Of the couple of these efforts I have seen, Panic in the Year Zero (1962) is TRULY interesting. A post-apocalyptic scenario, it depicts the tough choices a man must make as he tries to keep his family alive in the wake of an atomic attack. The perspective is PALEO-conservative, and to me that is one of the things that makes the movie interesting. How many right wing films was Hollywood making during the Kennedy Years?(answer: almost none). More than this — it doesn’t provide answers, it provides questions. It seems to me the hero of the film crosses the line several times in the new tooth-and-nail universe, but the film KNOWS that, and invites us to ponder it and debate it. I think it’s a genuinely neat film.
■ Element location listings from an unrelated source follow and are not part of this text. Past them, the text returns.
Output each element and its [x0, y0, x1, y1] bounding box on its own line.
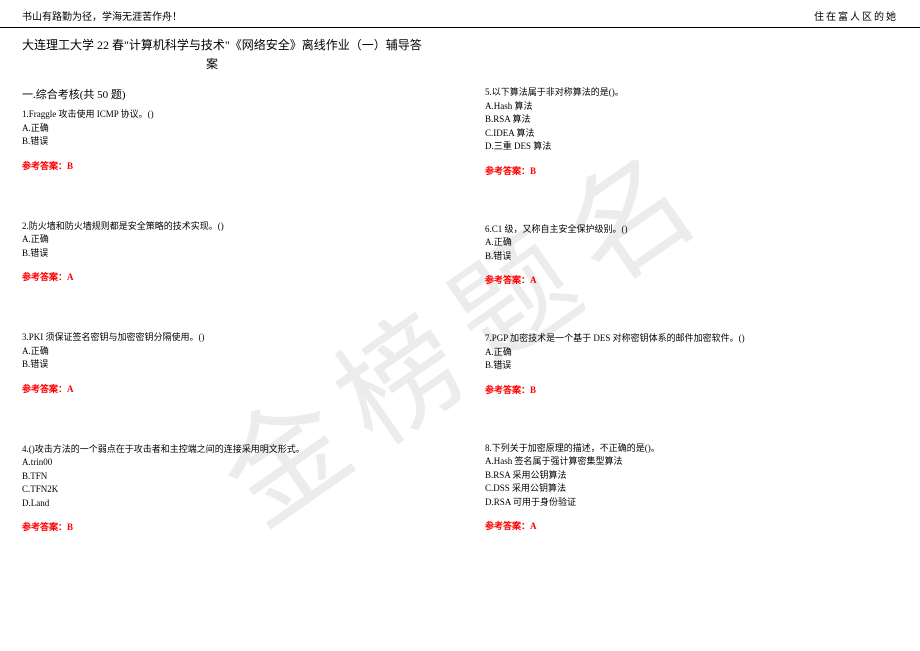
doc-title-line2: 案	[22, 55, 402, 72]
option-a: A.Hash 算法	[485, 100, 898, 114]
option-d: D.三重 DES 算法	[485, 140, 898, 154]
answer-text: 参考答案：A	[485, 519, 898, 532]
option-d: D.RSA 可用于身份验证	[485, 496, 898, 510]
left-column: 一.综合考核(共 50 题) 1.Fraggle 攻击使用 ICMP 协议。()…	[22, 86, 435, 563]
question-4: 4.()攻击方法的一个弱点在于攻击者和主控端之间的连接采用明文形式。 A.tri…	[22, 443, 435, 534]
question-3: 3.PKI 须保证签名密钥与加密密钥分隔使用。() A.正确 B.错误 参考答案…	[22, 331, 435, 395]
option-c: C.IDEA 算法	[485, 127, 898, 141]
option-a: A.正确	[485, 346, 898, 360]
question-7: 7.PGP 加密技术是一个基于 DES 对称密钥体系的邮件加密软件。() A.正…	[485, 332, 898, 396]
question-6: 6.C1 级，又称自主安全保护级别。() A.正确 B.错误 参考答案：A	[485, 223, 898, 287]
answer-text: 参考答案：B	[22, 520, 435, 533]
option-b: B.RSA 采用公钥算法	[485, 469, 898, 483]
question-text: 1.Fraggle 攻击使用 ICMP 协议。()	[22, 108, 435, 122]
question-text: 8.下列关于加密原理的描述，不正确的是()。	[485, 442, 898, 456]
option-b: B.错误	[22, 247, 435, 261]
question-text: 6.C1 级，又称自主安全保护级别。()	[485, 223, 898, 237]
answer-text: 参考答案：A	[22, 270, 435, 283]
question-8: 8.下列关于加密原理的描述，不正确的是()。 A.Hash 签名属于强计算密集型…	[485, 442, 898, 533]
doc-title-line1: 大连理工大学 22 春"计算机科学与技术"《网络安全》离线作业（一）辅导答	[22, 36, 898, 53]
option-a: A.正确	[22, 345, 435, 359]
question-text: 3.PKI 须保证签名密钥与加密密钥分隔使用。()	[22, 331, 435, 345]
question-1: 1.Fraggle 攻击使用 ICMP 协议。() A.正确 B.错误 参考答案…	[22, 108, 435, 172]
question-2: 2.防火墙和防火墙规则都是安全策略的技术实现。() A.正确 B.错误 参考答案…	[22, 220, 435, 284]
page-content: 大连理工大学 22 春"计算机科学与技术"《网络安全》离线作业（一）辅导答 案 …	[0, 28, 920, 571]
option-d: D.Land	[22, 497, 435, 511]
section-header: 一.综合考核(共 50 题)	[22, 86, 435, 102]
option-a: A.正确	[22, 233, 435, 247]
question-text: 5.以下算法属于非对称算法的是()。	[485, 86, 898, 100]
option-b: B.TFN	[22, 470, 435, 484]
question-text: 7.PGP 加密技术是一个基于 DES 对称密钥体系的邮件加密软件。()	[485, 332, 898, 346]
right-column: 5.以下算法属于非对称算法的是()。 A.Hash 算法 B.RSA 算法 C.…	[485, 86, 898, 563]
question-5: 5.以下算法属于非对称算法的是()。 A.Hash 算法 B.RSA 算法 C.…	[485, 86, 898, 177]
option-c: C.TFN2K	[22, 483, 435, 497]
header-right-text: 住在富人区的她	[814, 8, 898, 23]
answer-text: 参考答案：B	[485, 164, 898, 177]
question-text: 2.防火墙和防火墙规则都是安全策略的技术实现。()	[22, 220, 435, 234]
question-text: 4.()攻击方法的一个弱点在于攻击者和主控端之间的连接采用明文形式。	[22, 443, 435, 457]
option-b: B.错误	[22, 135, 435, 149]
option-b: B.错误	[485, 359, 898, 373]
answer-text: 参考答案：A	[485, 273, 898, 286]
columns-container: 一.综合考核(共 50 题) 1.Fraggle 攻击使用 ICMP 协议。()…	[22, 86, 898, 563]
option-b: B.RSA 算法	[485, 113, 898, 127]
option-b: B.错误	[485, 250, 898, 264]
option-a: A.trin00	[22, 456, 435, 470]
option-a: A.Hash 签名属于强计算密集型算法	[485, 455, 898, 469]
option-a: A.正确	[22, 122, 435, 136]
option-c: C.DSS 采用公钥算法	[485, 482, 898, 496]
option-b: B.错误	[22, 358, 435, 372]
page-header: 书山有路勤为径，学海无涯苦作舟！ 住在富人区的她	[0, 0, 920, 28]
answer-text: 参考答案：B	[485, 383, 898, 396]
option-a: A.正确	[485, 236, 898, 250]
header-left-text: 书山有路勤为径，学海无涯苦作舟！	[22, 8, 182, 23]
answer-text: 参考答案：B	[22, 159, 435, 172]
answer-text: 参考答案：A	[22, 382, 435, 395]
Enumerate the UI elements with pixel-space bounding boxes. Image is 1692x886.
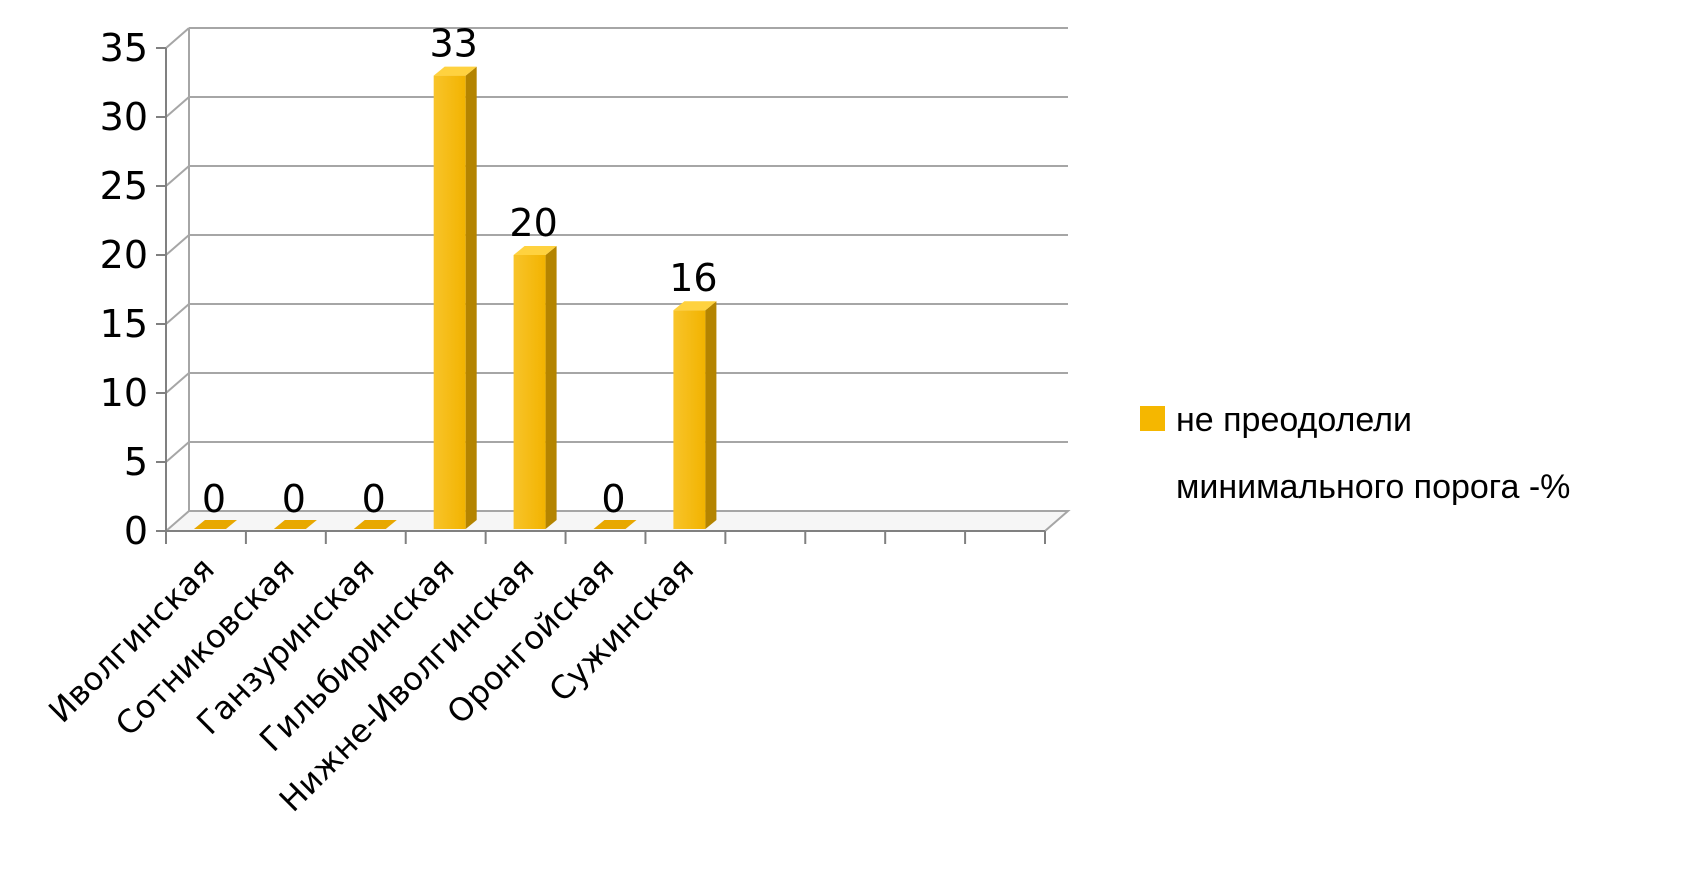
bar [273,520,317,529]
gridline-side [165,303,190,325]
data-label: 33 [430,22,478,66]
gridline-side [165,96,190,118]
gridlines [163,27,1071,532]
bar-top [513,246,557,255]
bar-front [433,75,466,529]
y-tick-label: 25 [100,164,148,208]
bar-top [193,520,237,529]
bar-side [465,66,477,529]
legend-label-line1: не преодолели [1176,401,1412,439]
bar [193,520,237,529]
bar [673,301,717,529]
y-tick-label: 30 [100,95,148,139]
legend: не преодолели минимального порога -% [1140,401,1570,506]
y-tick-label: 5 [124,440,148,484]
bar-top [433,66,477,76]
bar [353,520,397,529]
gridline-side [165,372,190,394]
bar [593,520,637,529]
data-label: 16 [669,256,717,300]
y-tick-label: 35 [100,26,148,70]
y-tick-label: 10 [100,371,148,415]
data-label: 0 [282,477,306,521]
axes [156,47,1046,544]
bar-side [545,246,557,529]
bar-top [673,301,717,311]
bar-top [593,520,637,529]
gridline-side [165,165,190,187]
y-tick-label: 20 [100,233,148,277]
data-label: 20 [509,201,557,245]
bar-top [353,520,397,529]
bar-front [513,255,546,529]
legend-label-line2: минимального порога -% [1176,468,1570,506]
bar-side [705,301,717,529]
bar-top [273,520,317,529]
gridline-side [165,27,190,49]
bars [193,66,717,529]
y-tick-label: 0 [124,509,148,553]
bar [433,66,477,529]
bar-front [673,310,706,529]
data-label: 0 [362,477,386,521]
gridline-side [165,234,190,256]
gridline-side [165,441,190,463]
bar [513,246,557,529]
data-label: 0 [601,477,625,521]
data-label: 0 [202,477,226,521]
legend-swatch [1140,406,1165,431]
y-tick-label: 15 [100,302,148,346]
3/4 of "Hostile Witness" looks exactly like THIS
3/4 of “Hostile Witness” looks exactly like THIS

Much less so is the 1968 court room drama Hostile Witness (1968), a film so boring and out of step with the times the only thing I can compare it to is Alfred Hitchcock’s Topaz, which was released the following year (though the plot is closer to The Wrong Man. )

At any rate, by this point Milland was in dire need of an infusion of “hip”. And in 1972 he got it. Here he is with Rosie Greer, in what I deem to be the high point of both of their careers, The Thing with Two Heads:

2 comments

  1. I love Ray Milland. And besides he looks great in a suit.–very poised and dashing. He’s no Gig Young, but hey, who is? I thought the Big Clock and Dial M for Murder were both great. Milland had a certain style and flair that made him fun to watch. He has a nice screen presence. Knows how to use the camera. Also has a nice walk, very graceful to watch.